Ma Giuseppe non è l’unico dei fratelli Pizza ad avere contatti e relazioni importanti. In famiglia c’è anche un terzo fratello, Massimo, meglio conosciuto come Polifemo. Per sua stessa ammissione agente dei servizi del famigerato Ufficio K (killer), composto sostanzialmente dagli Ossi (operatori speciali del servizio), persone e agenti reclutati da Gladio – Massimo Pizza è stato più volte indagato da diverse procure. Il pm John Woodcock lo ha iscritto nel registro degli indagati nell’inchiesta Somaliagate, che ha svelato come il piccolo di casa Pizza fosse al lavoro in Somalia come ispettore italiano nell’ambito di una missione ufficiale dell’Onu mirata a individuare i legami di Al Qaeda nell’area. E al procuratore di Napoli, Pizza ha rivelato l’esistenza di «una strettissima loggia massonica coperta, che ha rapporti con la criminalità calabrese e potenti coperture istituzionali», perché frequentata da politici e uomini di potere che finanzierebbero le proprie attività con i soldi in nero ricavati dallo sfruttamento delle risorse naturali (acqua e petrolio) e dal ciclo dei rifiuti.

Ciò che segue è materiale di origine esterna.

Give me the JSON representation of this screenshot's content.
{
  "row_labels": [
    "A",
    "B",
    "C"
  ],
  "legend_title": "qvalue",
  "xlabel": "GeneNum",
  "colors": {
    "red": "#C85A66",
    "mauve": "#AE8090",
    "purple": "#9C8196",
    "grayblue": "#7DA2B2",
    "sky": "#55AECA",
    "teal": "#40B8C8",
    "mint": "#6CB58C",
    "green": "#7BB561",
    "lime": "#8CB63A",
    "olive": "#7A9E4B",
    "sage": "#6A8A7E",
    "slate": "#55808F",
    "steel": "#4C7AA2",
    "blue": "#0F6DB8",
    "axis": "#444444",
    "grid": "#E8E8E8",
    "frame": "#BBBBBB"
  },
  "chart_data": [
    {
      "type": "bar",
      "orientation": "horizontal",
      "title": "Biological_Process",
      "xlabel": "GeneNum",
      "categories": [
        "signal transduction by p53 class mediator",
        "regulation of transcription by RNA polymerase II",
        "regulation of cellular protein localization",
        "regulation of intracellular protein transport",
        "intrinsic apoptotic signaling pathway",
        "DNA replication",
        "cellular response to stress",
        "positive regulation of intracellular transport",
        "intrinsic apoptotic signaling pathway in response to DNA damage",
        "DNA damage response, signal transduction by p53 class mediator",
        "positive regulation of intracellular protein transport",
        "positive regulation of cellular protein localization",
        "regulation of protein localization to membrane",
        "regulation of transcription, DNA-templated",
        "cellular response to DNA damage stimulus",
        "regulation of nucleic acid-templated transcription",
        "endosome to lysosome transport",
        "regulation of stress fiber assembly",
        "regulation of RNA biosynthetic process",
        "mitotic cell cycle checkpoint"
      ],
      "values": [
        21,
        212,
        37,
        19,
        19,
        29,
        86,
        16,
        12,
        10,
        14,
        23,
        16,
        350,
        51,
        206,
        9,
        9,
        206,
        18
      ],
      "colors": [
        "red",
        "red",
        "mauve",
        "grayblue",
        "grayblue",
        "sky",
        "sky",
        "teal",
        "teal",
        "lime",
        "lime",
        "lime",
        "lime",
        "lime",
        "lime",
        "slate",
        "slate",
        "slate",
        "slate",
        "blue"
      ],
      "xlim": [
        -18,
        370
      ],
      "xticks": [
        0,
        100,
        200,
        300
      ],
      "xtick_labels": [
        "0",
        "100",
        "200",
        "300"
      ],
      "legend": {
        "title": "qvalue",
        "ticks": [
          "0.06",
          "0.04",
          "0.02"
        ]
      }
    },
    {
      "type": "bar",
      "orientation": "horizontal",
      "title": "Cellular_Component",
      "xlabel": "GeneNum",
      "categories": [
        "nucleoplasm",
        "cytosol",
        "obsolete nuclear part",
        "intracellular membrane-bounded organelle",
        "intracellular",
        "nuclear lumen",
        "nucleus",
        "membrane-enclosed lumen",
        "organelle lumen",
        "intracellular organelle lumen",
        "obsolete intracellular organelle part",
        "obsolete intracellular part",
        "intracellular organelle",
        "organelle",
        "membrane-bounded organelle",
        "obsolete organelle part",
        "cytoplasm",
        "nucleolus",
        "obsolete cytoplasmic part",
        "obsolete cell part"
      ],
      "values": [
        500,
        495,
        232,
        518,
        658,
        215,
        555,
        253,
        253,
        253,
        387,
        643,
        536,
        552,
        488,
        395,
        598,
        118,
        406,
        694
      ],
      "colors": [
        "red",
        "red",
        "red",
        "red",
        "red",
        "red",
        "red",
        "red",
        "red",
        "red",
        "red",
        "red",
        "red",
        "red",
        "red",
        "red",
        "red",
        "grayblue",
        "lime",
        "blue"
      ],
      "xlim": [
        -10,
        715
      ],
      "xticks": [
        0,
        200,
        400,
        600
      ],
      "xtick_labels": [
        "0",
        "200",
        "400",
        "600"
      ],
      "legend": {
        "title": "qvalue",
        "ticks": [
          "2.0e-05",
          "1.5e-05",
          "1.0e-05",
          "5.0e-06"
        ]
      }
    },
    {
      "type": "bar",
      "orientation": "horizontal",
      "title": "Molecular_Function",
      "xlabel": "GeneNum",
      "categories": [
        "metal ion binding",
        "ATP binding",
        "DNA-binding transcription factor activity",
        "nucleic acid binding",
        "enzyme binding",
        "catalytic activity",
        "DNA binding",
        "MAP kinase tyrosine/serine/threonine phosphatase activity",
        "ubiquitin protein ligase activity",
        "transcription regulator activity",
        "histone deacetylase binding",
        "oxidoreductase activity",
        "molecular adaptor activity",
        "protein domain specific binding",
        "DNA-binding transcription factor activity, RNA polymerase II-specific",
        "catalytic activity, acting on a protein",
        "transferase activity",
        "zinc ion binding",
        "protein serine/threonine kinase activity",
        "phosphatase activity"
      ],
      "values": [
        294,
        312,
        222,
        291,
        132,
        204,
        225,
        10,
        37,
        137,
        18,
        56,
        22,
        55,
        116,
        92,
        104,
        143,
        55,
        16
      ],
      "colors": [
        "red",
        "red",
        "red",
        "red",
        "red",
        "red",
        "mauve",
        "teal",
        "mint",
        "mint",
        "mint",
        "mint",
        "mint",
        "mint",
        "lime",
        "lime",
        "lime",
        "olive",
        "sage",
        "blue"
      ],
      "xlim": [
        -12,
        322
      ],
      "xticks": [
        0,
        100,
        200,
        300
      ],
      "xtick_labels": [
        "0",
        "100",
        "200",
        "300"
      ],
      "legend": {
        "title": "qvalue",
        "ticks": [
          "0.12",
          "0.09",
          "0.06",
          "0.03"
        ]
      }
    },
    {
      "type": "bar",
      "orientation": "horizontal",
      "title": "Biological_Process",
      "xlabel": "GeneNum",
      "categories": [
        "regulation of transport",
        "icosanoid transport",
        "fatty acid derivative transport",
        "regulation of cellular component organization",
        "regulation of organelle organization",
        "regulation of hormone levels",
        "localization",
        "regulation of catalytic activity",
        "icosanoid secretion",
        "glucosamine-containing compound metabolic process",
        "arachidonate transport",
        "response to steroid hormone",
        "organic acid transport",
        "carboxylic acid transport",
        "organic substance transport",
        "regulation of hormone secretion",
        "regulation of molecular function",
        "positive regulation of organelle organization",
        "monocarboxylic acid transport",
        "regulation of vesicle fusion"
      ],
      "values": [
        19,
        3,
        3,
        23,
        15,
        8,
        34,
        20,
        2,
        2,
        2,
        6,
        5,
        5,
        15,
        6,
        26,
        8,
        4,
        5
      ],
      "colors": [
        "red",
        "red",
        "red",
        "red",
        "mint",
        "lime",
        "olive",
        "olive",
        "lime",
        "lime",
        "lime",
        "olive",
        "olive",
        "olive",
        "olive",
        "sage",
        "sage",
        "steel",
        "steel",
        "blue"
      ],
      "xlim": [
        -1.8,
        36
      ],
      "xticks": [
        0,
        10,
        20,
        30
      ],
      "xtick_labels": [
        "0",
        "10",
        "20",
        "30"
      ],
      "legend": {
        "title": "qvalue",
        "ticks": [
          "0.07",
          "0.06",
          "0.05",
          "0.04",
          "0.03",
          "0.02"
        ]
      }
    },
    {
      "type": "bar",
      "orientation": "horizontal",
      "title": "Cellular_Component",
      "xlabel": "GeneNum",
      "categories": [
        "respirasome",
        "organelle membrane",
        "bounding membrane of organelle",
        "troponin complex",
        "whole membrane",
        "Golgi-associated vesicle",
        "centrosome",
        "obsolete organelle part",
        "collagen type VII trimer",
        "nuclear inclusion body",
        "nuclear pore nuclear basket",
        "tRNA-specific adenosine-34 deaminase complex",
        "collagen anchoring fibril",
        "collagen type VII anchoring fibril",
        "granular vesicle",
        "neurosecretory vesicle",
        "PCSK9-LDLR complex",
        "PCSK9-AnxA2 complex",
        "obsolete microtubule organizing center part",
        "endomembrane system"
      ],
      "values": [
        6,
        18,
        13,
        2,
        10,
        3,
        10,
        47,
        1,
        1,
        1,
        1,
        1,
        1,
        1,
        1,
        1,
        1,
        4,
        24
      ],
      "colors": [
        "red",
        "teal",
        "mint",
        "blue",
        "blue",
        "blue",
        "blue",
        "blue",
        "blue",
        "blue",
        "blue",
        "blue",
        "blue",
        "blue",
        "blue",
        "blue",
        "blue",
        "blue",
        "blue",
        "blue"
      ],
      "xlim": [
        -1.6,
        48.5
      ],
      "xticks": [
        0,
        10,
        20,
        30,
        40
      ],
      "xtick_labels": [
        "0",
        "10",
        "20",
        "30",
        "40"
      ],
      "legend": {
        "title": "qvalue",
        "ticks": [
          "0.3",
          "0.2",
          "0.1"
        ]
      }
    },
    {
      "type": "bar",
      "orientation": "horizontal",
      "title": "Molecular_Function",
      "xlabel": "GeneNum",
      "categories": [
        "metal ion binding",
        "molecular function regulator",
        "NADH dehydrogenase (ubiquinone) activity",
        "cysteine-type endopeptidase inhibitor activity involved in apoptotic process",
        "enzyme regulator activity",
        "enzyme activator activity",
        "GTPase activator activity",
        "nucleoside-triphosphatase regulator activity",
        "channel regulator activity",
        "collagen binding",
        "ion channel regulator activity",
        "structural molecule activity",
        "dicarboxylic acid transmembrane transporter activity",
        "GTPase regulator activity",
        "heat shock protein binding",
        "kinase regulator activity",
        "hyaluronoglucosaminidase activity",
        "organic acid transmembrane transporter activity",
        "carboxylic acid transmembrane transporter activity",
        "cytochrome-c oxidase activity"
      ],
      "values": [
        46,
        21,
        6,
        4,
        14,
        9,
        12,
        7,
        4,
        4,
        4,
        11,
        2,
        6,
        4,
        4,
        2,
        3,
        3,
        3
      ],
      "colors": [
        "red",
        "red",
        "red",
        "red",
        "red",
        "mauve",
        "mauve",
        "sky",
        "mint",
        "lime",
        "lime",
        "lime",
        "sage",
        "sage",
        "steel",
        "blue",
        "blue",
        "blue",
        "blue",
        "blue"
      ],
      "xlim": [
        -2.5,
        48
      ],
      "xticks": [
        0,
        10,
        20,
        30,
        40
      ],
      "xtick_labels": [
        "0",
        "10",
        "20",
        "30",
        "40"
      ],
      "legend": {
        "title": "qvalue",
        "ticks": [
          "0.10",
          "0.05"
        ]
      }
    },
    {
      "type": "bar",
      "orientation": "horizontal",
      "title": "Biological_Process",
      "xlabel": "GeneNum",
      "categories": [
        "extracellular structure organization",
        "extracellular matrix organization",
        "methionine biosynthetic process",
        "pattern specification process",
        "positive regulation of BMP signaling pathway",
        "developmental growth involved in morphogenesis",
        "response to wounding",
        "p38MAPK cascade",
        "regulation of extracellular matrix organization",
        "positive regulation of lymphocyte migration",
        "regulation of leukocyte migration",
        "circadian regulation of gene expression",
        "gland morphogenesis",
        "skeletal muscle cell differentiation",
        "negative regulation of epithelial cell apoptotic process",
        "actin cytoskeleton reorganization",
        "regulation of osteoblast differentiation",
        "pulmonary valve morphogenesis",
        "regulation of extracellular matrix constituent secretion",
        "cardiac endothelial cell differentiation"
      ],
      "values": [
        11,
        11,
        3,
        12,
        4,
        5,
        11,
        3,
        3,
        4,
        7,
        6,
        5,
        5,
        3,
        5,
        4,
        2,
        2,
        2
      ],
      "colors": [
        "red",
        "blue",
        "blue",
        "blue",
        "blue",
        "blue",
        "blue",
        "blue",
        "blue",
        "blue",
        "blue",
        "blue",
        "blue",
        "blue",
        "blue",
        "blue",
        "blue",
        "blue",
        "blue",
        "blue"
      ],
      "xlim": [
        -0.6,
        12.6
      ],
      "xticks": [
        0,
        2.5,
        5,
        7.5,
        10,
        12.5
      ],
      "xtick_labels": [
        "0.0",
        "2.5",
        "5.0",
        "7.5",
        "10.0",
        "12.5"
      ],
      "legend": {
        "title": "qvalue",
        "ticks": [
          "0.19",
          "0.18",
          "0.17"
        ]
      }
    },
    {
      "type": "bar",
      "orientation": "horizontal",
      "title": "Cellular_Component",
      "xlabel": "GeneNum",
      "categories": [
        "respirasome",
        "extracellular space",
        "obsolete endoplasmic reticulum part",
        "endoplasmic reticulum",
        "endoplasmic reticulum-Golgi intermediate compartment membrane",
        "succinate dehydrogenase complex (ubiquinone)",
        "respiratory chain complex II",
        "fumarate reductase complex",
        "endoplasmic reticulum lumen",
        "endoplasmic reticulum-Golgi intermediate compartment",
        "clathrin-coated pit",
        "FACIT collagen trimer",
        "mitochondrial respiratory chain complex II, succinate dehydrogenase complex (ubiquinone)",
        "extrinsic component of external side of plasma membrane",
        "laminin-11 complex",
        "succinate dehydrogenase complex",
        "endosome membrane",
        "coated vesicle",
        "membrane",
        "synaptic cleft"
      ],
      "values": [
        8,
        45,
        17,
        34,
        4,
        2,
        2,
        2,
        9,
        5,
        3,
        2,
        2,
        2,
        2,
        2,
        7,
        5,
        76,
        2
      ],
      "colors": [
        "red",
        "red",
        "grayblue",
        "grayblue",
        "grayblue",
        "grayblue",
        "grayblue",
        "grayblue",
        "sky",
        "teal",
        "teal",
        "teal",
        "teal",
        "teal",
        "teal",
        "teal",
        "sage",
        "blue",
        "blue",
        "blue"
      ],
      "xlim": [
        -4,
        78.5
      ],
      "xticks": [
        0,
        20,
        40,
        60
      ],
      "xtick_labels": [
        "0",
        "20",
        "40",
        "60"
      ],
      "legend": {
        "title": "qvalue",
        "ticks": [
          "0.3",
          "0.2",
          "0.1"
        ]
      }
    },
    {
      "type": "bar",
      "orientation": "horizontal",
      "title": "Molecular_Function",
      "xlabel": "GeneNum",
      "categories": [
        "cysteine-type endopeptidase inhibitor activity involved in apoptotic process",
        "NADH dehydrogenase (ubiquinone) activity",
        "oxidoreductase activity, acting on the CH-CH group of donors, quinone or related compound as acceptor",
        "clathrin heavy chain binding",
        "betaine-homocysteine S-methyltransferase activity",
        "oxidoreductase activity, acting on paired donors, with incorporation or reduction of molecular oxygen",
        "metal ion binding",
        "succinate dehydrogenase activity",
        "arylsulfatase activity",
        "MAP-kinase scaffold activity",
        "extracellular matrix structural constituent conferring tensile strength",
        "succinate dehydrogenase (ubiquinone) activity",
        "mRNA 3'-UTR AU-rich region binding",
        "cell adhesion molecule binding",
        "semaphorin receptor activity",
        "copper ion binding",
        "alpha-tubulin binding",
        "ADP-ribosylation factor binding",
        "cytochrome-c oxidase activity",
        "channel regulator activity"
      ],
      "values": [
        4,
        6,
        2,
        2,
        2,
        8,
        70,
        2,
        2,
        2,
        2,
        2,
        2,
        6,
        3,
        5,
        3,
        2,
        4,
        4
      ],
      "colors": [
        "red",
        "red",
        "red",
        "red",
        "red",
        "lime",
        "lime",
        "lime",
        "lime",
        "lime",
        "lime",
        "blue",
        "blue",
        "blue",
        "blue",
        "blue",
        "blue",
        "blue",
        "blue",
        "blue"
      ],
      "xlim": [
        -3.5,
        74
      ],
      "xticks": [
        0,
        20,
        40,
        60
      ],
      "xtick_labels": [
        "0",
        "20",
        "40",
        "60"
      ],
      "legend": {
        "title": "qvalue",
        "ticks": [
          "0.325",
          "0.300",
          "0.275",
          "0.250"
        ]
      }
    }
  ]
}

All’allora procuratore aggiunto di Palermo Roberto Scarpinato, “Polifemo” ha raccontato in dettaglio come la massoneria e mafie, con il valido contributo della galassia nera di Stefano Delle Chiaie, avessero in progetto un’azione di “destabilizzazione” finalizzata a creare le condizioni propizie per la divisione dell’Italia in più Stati. Ambienti che, per certi versi, sono frequentati anche dagli altri fratelli Pizza.
Rimasto fuori dal parlamento infatti, Giuseppe Pizza non ha smesso di fare politica, convertendo il proprio salotto in uno dei centri di potere della capitale, affollato di nomi noti della politica e dell’imprenditoria italiani e non solo.
Tra gli ospiti di Pizza, spunta infatti il nome dell’ex presidente del Libano, Amin Gemayel, scortato dal suo ufficioso “proconsole” in Italia, Vincenzo Speziali, come quello di Guglielmo Epifani, quello di Alessandro Forlani, il figlio dell’ex storico segretario Dc, ma anche quello di Emo Danesi, che della Balena Bianca era deputato prima di essere sospeso dal partito nei lontani anni ’80 perché massone e piduista. Ed è proprio lui a svelare che Raffaele – in certi ambienti meglio conosciuto come Lino – era spesso presente a casa del fratello. Lo racconta agli uomini della Dia, che per ordine del pm Lombardo lo interrogano nell’ambito del procedimento Breakfast, che oggi vede sotto processo l’ex ministro Claudio Scajola, con l’accusa di aver aiutato l’ex parlamentare azzurro Amedeo Matacena, oggi latitante, a sottrarsi a una condanna definitiva per mafia e a occultare il suo immenso patrimonio. Interrogato il 19 gennaio scorso, Danesi dice «l’ho conosciuto insieme a Giuseppe Pizza e a Vincenzo Speziali».
Un altro faccendiere in quota Dc, anche lui oggi in fuga da un mandato di cattura spiccato nell’ambito dell’inchiesta Breakfast. Per gli inquirenti, è stato lui ad occuparsi dei contatti istituzionali che avrebbero dovuto permettere a Matacena di trascorrere una serena latitanza in Libano. Un servizio – ipotizzano gli inquirenti – di cui anche Marcello Dell’Utri avrebbe usufruiti. E che – secondo alcune ipotesi – proprio a casa Pizza potrebbe in parte esser stato concertato.